[GE users] Submit multiple jobs through SGE - UPDATE

santosh santosh2005 at gmail.com
Wed Feb 10 03:58:29 GMT 2010

Dear SGE Experts

I noticed that batch jobs through SGE terminated prematurely. However, the qsub jobs submitted manually with complete paths of all commands/files etc ran without any problems. Does it mean that the assigned values to different variables are not passed properly during a "qsub" job inspite of provide a "-v" or "-V" flag?

Would really appreciate your assistance.


On Tue, Feb 9, 2010 at 4:44 PM, Santosh <santosh2005 at gmail.com<mailto:santosh2005 at gmail.com>> wrote:

I am not sure if I sent to the right group..Hence a re-post.

I am a newbie to SGE and also to the discussion forum. If I have posted this query to a wrong discussion group, please direct me to  the appropriate one. I apologize for any inconvenience caused.

I want to run about 100 jobs, that involve running 100 program files w/ associated data in their respective folders, on a small linux cluster in Bourne shell . A flat ascii (csv) file contains a list of folders, program files and data files to be used.

At present there are 3 scripts (scA, scB and scC) :
ScA reads the csv file to obtain the names of program files and associated data files; and then calls scB
ScB copies requisite into the program and data files into a target folder, does additional environment setup before calling scC which compiles and executes a Fortran program by taking in the set of program file/data file. It is a single thread process as of now, run with a core of a CPU.

The above 2 scripts work okay at Linux command line.

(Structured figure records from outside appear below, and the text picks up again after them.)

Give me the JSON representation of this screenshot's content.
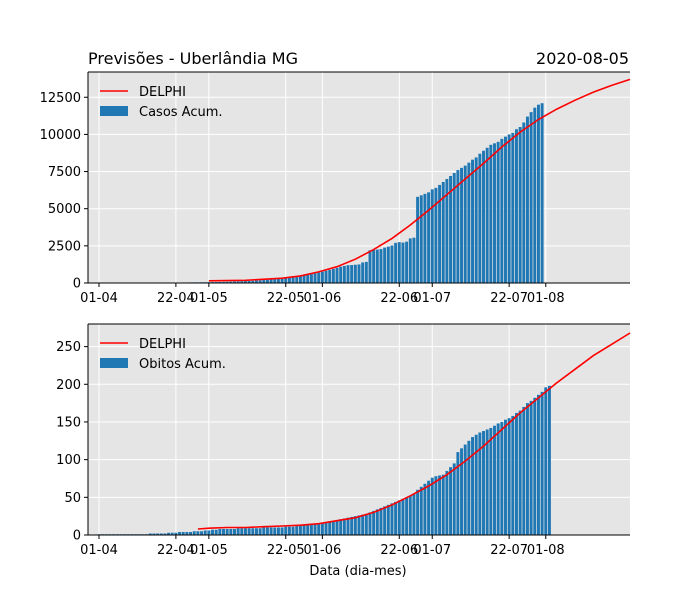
{
  "title_left": "Previsões - Uberlândia MG",
  "title_right": "2020-08-05",
  "xlabel": "Data (dia-mes)",
  "colors": {
    "bar": "#1f77b4",
    "line": "#ff0000",
    "plot_bg": "#e5e5e5",
    "grid": "#ffffff"
  },
  "x_ticks": [
    {
      "label": "01-04",
      "day": 0
    },
    {
      "label": "22-04",
      "day": 21
    },
    {
      "label": "01-05",
      "day": 30
    },
    {
      "label": "22-05",
      "day": 51
    },
    {
      "label": "01-06",
      "day": 61
    },
    {
      "label": "22-06",
      "day": 82
    },
    {
      "label": "01-07",
      "day": 91
    },
    {
      "label": "22-07",
      "day": 112
    },
    {
      "label": "01-08",
      "day": 122
    }
  ],
  "chart_data": [
    {
      "type": "bar",
      "x_start": "2020-04-01",
      "xlim_days": [
        -3,
        145
      ],
      "ylim": [
        0,
        14200
      ],
      "yticks": [
        0,
        2500,
        5000,
        7500,
        10000,
        12500
      ],
      "legend": {
        "position": "top-left",
        "line_label": "DELPHI",
        "bar_label": "Casos Acum."
      },
      "bars": [
        3,
        4,
        5,
        6,
        7,
        8,
        9,
        10,
        11,
        12,
        13,
        14,
        15,
        16,
        18,
        20,
        22,
        24,
        26,
        28,
        30,
        32,
        34,
        36,
        38,
        40,
        42,
        45,
        48,
        52,
        56,
        60,
        65,
        70,
        75,
        80,
        90,
        100,
        110,
        120,
        130,
        140,
        150,
        165,
        180,
        200,
        220,
        240,
        260,
        280,
        300,
        330,
        360,
        400,
        440,
        480,
        520,
        560,
        600,
        640,
        700,
        760,
        820,
        880,
        950,
        1020,
        1100,
        1150,
        1200,
        1210,
        1230,
        1250,
        1380,
        1420,
        2200,
        2230,
        2250,
        2280,
        2380,
        2450,
        2520,
        2700,
        2750,
        2720,
        2780,
        3000,
        3050,
        5800,
        5900,
        6000,
        6100,
        6300,
        6400,
        6600,
        6800,
        7000,
        7200,
        7400,
        7600,
        7750,
        7900,
        8100,
        8300,
        8450,
        8700,
        8900,
        9100,
        9300,
        9400,
        9500,
        9700,
        9850,
        10000,
        10100,
        10350,
        10500,
        10800,
        11200,
        11500,
        11800,
        12000,
        12100
      ],
      "line_days": [
        30,
        40,
        50,
        55,
        60,
        65,
        70,
        75,
        80,
        85,
        90,
        95,
        100,
        105,
        110,
        115,
        120,
        125,
        130,
        135,
        140,
        145
      ],
      "line": [
        150,
        180,
        320,
        480,
        750,
        1100,
        1600,
        2250,
        3000,
        3900,
        4900,
        5950,
        7000,
        8050,
        9150,
        10150,
        11000,
        11700,
        12300,
        12850,
        13300,
        13700
      ]
    },
    {
      "type": "bar",
      "x_start": "2020-04-01",
      "xlim_days": [
        -3,
        145
      ],
      "ylim": [
        0,
        280
      ],
      "yticks": [
        0,
        50,
        100,
        150,
        200,
        250
      ],
      "legend": {
        "position": "top-left",
        "line_label": "DELPHI",
        "bar_label": "Obitos Acum."
      },
      "bars": [
        1,
        1,
        1,
        1,
        1,
        1,
        1,
        1,
        1,
        1,
        1,
        1,
        1,
        1,
        2,
        2,
        2,
        2,
        2,
        3,
        3,
        3,
        4,
        4,
        4,
        4,
        5,
        5,
        5,
        6,
        6,
        7,
        7,
        8,
        8,
        8,
        8,
        8,
        9,
        9,
        9,
        9,
        9,
        9,
        9,
        10,
        10,
        10,
        10,
        10,
        10,
        11,
        11,
        11,
        12,
        12,
        13,
        13,
        14,
        14,
        15,
        16,
        17,
        18,
        19,
        20,
        21,
        22,
        23,
        24,
        25,
        26,
        27,
        28,
        30,
        32,
        34,
        36,
        38,
        40,
        42,
        44,
        46,
        48,
        50,
        52,
        55,
        60,
        64,
        68,
        72,
        76,
        78,
        79,
        80,
        85,
        90,
        95,
        110,
        115,
        120,
        125,
        130,
        133,
        136,
        138,
        140,
        142,
        145,
        148,
        150,
        153,
        155,
        158,
        162,
        165,
        170,
        175,
        178,
        182,
        186,
        190,
        196,
        198
      ],
      "line_days": [
        27,
        30,
        35,
        40,
        45,
        50,
        55,
        60,
        65,
        70,
        75,
        80,
        85,
        90,
        95,
        100,
        105,
        110,
        115,
        120,
        125,
        130,
        135,
        140,
        145
      ],
      "line": [
        8,
        9,
        10,
        10,
        11,
        12,
        13,
        15,
        19,
        23,
        30,
        40,
        52,
        65,
        80,
        98,
        118,
        140,
        162,
        182,
        202,
        220,
        238,
        253,
        268
      ]
    }
  ]
}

While submitting the job through SGE, scA calls scB and all seem okay till the files are copied to respective target folder (by scB). When called by scB, scC tries to execute a nohup command to compile and execute the program, it says that job is successfully scheduled or submitted (as the case may be). However, I don't see corresponding intermediate files and in a redirected error file, I see that
"./.ext" not found" (the "value of "$progfile" as seen below is missing )

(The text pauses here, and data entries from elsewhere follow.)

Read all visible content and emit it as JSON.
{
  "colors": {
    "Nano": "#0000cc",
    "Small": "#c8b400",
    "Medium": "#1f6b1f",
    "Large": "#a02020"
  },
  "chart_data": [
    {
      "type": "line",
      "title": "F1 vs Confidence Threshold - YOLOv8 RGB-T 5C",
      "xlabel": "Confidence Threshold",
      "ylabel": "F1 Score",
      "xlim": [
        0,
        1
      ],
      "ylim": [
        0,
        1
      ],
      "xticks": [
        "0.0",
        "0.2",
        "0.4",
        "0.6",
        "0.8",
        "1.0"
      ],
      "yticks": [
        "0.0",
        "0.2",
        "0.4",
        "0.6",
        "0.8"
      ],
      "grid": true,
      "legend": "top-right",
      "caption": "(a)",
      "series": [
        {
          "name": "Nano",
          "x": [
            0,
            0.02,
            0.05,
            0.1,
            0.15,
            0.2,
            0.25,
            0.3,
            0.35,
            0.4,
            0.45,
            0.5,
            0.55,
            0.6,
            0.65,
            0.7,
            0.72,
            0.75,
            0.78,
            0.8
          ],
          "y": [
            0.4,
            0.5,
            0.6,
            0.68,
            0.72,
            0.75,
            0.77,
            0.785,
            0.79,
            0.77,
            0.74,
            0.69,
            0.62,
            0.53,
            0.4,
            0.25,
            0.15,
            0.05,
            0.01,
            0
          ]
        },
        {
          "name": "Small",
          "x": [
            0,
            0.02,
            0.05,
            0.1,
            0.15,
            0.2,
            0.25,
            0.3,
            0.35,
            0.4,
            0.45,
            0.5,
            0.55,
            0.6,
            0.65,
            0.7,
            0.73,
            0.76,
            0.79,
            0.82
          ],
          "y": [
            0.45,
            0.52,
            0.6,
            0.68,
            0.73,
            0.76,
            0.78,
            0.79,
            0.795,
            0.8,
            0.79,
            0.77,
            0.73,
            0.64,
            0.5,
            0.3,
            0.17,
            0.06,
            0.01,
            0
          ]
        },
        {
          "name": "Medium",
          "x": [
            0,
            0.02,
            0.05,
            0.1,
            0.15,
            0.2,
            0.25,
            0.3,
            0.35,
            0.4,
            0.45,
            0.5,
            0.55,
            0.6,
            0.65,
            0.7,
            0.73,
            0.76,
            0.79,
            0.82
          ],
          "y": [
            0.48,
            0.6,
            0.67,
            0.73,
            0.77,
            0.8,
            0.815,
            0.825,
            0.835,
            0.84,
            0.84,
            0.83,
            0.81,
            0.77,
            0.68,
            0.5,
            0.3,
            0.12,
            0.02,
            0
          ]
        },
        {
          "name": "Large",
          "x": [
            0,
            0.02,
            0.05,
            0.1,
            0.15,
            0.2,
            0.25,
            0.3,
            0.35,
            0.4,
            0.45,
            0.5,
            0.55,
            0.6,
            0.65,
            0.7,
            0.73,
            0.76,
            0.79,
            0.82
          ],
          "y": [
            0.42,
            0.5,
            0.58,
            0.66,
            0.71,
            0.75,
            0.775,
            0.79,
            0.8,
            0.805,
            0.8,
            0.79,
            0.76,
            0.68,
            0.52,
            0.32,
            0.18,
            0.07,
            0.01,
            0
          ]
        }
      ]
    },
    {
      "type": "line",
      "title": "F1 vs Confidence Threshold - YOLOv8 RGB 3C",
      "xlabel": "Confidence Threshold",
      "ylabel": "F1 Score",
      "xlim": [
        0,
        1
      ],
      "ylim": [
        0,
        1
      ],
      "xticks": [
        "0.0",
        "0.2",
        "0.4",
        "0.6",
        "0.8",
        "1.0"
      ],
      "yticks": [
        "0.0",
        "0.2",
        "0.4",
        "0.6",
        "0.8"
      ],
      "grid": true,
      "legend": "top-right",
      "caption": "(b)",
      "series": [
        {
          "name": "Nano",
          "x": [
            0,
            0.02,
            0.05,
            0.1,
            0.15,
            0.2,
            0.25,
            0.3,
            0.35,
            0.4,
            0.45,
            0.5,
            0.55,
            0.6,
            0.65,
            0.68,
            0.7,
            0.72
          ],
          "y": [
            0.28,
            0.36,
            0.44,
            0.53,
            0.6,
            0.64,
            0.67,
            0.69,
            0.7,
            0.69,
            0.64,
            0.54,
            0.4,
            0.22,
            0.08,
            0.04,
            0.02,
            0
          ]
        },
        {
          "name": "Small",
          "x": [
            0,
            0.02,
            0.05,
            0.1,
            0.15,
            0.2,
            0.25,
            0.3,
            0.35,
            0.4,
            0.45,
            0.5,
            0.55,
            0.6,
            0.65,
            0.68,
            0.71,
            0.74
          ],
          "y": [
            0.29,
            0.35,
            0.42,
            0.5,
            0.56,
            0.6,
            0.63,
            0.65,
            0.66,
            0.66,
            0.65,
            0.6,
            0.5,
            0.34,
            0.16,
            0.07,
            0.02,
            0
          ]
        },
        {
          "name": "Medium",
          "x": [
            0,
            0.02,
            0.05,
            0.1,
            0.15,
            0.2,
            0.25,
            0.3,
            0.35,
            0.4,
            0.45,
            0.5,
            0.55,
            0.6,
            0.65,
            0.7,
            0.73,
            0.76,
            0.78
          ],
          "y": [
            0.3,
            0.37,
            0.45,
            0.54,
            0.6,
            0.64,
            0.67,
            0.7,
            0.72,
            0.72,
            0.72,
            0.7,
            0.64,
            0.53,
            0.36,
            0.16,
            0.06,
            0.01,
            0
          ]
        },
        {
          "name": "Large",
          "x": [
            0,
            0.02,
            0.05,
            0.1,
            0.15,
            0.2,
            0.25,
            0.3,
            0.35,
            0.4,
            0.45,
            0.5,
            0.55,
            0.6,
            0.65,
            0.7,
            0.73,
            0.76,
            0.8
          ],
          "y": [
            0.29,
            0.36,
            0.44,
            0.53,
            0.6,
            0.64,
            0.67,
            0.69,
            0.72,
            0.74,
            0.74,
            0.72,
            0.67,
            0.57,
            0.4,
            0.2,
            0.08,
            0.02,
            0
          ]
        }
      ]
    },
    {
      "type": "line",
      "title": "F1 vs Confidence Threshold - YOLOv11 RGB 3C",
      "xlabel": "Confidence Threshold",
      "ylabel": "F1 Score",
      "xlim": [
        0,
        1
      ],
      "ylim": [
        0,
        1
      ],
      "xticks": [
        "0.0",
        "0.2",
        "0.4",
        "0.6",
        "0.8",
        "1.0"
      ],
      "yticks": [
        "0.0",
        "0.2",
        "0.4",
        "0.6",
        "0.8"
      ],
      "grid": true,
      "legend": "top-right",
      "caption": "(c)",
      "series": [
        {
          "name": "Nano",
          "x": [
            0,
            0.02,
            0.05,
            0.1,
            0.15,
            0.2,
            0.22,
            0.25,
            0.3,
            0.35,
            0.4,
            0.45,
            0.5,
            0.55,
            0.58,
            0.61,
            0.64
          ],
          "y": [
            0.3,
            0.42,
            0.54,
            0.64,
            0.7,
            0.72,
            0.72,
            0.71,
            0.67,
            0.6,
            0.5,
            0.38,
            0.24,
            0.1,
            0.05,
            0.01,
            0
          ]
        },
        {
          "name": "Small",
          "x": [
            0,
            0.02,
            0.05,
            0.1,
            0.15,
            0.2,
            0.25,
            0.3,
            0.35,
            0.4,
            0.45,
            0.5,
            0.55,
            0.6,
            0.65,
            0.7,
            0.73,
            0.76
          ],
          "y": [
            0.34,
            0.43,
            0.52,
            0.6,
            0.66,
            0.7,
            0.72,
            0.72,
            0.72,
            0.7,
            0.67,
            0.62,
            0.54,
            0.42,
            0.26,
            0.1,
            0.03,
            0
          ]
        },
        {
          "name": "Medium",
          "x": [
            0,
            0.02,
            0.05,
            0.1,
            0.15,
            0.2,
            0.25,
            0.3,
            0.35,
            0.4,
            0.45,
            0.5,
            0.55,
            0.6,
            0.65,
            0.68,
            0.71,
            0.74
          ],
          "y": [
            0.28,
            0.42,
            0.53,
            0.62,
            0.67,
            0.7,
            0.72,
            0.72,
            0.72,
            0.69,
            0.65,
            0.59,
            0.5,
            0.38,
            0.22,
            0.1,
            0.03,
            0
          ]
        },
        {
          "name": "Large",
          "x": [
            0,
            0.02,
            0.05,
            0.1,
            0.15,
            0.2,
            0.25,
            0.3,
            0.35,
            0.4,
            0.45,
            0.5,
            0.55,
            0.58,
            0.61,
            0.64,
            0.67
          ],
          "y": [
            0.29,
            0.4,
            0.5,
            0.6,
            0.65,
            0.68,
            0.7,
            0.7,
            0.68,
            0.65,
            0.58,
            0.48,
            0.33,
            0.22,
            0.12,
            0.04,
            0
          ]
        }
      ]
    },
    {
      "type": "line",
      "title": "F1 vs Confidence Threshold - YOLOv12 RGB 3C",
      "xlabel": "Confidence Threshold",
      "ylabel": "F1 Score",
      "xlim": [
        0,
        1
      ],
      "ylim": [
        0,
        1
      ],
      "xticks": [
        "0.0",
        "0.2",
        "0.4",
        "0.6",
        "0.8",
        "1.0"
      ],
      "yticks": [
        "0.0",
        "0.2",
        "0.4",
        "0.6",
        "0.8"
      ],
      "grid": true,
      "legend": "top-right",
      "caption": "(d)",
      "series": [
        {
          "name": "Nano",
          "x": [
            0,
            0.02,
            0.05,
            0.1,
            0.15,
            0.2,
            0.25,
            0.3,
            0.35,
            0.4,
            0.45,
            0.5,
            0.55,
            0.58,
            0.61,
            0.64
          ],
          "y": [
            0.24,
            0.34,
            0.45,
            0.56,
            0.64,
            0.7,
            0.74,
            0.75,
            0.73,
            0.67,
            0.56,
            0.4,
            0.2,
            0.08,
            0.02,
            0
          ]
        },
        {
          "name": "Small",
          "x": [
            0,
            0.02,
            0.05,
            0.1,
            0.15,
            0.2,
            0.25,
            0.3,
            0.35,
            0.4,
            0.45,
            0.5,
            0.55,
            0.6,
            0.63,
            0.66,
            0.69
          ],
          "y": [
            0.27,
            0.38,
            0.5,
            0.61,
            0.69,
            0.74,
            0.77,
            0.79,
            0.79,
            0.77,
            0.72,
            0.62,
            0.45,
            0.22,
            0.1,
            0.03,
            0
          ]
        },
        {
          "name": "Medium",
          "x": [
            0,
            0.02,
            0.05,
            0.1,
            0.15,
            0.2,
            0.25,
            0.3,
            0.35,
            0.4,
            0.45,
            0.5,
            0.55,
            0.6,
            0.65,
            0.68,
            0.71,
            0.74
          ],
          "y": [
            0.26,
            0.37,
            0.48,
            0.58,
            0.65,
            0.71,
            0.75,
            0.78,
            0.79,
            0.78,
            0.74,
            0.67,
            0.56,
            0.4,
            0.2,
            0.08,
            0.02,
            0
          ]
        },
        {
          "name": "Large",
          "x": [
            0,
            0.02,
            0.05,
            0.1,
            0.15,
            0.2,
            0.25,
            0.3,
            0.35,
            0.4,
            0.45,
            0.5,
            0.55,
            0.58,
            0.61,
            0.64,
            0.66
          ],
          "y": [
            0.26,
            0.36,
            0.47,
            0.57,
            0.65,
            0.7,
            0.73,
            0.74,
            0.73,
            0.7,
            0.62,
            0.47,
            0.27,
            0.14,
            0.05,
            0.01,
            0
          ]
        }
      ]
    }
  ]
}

In scC, the command used is:
nohup $FProg $progfile.ext $outfile.out>&"$progfile.txt"&

The SGE command line used is as follows:
qsub -v SGE_ROOT="/opt/ge62",PATH=$PATH:/home/$USER/utils:$SGE_ROOT/bin/lx24-amd64,LD_LIBRARY_PATH="/opt/cluster/gcc/lib64:/opt/cluster/gcc/lib:$LD_LIBRARY_PATH",ARC=$SGE_ROOT/util/arch,QSUB=$SGE_ROOT/bin/$ARC/qsub,QALTER=$SGE_ROOT/bin/$ARC/qalter -cwd -b y -t 1-2 -now y -S /bin/sh /home/santosh/utils/scA

A variation of the above like the one below does not work:
qsub -V /home/santosh/utils/NPATH -cwd -b y -t 1-2 -now y -S /bin/sh /home/santosh/utils/scA

All the called scripts begin with:
#$ -S /bin/sh

Could you please let me know what I am missing? Any assistance will be highly appreciated.